My solution: Let be $w_1 , w_2 \in W. w_1=\{f\in V| \, f(x_1)=f(-x_1)\},\,\,\,w_2=\{f\in V| \, f(x_2)=f(-x_2)\}$. Therefore:
$$w_1+w_2=f(x_1+x_2)=f(x_1)+f(x_2)=f(-x_1)+f(-x_2)=f\big(-(x_1+x_2)\big)\\
$$
Please tell me if something is wrong here (I feel like something is wrong…). Many thanks for you time and effort.
Best Answer
Your thinking about $W$ is muddled, as evidenced when you refer to $w_1$ and $w_2$ as sets. You may as well call them $f_1$ and $f_2$ because they are functions, and they are the elements of $W$ (vectors) that you are working with.
There is no reason to index the $x$: it is just an arbitrary element of $\Bbb R$. I suspect you have fallen into a common misunderstanding among beginners. The fact is that the functions are the elements of the vector space. (Whereas beginners sometimes are overly attached to the $x$ being an element of a vector space.)
By virtue of being in $W$, both of them have the property that $f_i(x)=f_i(-x)$. Then
$$ (f_1+f_2)(x)=\dots=(f_1+f_2)(-x) $$
proving that $f_1+f_2$ is also a member of $W$. (I omitted the middle computation so you could puzzle it out :) )
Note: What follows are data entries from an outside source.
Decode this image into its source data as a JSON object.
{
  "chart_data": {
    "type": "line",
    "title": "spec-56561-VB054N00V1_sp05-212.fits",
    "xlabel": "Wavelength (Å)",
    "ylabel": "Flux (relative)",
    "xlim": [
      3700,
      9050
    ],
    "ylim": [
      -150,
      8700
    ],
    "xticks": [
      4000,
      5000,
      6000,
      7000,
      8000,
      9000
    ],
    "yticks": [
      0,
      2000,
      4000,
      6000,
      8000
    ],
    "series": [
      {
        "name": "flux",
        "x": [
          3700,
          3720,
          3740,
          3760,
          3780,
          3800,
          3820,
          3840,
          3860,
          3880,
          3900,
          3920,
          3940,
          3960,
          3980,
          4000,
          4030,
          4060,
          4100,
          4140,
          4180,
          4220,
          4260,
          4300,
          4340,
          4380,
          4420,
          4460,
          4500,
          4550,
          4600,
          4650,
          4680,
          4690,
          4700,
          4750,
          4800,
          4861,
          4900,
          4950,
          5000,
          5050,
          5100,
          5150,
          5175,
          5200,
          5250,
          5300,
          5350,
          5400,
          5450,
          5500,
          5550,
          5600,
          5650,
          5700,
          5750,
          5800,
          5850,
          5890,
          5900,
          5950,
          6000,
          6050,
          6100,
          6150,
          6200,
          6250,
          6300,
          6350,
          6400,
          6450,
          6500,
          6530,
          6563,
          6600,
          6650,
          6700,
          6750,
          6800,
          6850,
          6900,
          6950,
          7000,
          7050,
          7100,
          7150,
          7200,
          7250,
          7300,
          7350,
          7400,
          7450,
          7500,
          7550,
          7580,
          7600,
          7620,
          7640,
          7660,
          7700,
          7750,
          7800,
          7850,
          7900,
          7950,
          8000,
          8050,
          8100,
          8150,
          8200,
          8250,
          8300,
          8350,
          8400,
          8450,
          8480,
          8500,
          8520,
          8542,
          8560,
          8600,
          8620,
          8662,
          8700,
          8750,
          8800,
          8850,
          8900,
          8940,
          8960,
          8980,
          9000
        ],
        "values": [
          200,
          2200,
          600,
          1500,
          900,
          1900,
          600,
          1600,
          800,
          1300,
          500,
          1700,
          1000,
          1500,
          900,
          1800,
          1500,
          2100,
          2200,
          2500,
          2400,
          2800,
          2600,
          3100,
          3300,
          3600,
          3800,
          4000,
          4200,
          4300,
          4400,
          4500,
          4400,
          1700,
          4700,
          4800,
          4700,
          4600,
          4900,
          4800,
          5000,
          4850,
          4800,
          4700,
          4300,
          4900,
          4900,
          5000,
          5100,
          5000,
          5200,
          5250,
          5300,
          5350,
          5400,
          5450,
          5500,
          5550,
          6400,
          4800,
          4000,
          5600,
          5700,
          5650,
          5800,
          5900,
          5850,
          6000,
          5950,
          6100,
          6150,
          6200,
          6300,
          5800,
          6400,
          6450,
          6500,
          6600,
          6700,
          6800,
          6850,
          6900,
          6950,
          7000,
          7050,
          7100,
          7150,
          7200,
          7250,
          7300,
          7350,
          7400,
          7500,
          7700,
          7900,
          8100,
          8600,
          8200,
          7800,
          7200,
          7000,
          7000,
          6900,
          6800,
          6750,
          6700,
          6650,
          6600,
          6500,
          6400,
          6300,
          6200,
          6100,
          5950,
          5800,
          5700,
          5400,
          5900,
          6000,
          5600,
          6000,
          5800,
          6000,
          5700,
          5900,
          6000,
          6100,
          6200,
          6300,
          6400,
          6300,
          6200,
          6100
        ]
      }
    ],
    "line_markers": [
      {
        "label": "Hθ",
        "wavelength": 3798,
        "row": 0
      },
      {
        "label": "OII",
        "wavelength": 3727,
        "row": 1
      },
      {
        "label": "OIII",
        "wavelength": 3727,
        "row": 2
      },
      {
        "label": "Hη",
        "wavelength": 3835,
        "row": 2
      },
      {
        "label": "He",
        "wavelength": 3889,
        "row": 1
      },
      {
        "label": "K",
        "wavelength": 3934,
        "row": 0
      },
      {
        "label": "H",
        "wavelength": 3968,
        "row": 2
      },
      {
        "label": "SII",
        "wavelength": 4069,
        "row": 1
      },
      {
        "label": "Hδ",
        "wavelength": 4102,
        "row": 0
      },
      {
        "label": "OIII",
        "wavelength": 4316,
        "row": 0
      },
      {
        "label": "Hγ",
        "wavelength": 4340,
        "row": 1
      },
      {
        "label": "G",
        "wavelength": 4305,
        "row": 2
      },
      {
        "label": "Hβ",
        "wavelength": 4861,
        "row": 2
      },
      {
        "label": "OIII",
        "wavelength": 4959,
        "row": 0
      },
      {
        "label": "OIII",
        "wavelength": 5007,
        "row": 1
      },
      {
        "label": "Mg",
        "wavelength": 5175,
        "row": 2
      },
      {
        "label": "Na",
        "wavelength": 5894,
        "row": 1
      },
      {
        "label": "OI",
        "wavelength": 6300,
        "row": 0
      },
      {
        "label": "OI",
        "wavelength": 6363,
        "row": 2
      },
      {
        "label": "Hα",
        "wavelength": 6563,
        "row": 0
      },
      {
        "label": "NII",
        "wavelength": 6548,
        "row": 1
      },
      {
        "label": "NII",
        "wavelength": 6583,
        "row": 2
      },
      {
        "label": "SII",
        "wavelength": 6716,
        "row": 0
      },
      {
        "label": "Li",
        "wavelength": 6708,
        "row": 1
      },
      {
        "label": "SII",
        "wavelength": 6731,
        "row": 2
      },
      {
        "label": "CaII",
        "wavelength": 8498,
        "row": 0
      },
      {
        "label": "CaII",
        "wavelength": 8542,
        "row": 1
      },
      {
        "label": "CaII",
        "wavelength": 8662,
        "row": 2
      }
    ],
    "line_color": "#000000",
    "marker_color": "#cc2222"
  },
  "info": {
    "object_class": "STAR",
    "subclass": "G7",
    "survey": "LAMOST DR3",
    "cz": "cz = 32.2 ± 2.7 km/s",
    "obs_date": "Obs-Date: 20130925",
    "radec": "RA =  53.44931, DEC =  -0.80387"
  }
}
See if you can do the closure under scalars now: the goal is to show that if $\lambda\in \Bbb R$, if $f\in W$, then $\lambda f\in W$. Finally, show that $0\in W$, "0" here denoting the function that is constantly 0 on $\Bbb R$.
In words, what you are doing is showing that the even functions on $\Bbb R$ form a subspace. As a followup exercise, you could additionally show that the odd functions also form a subspace of $V$.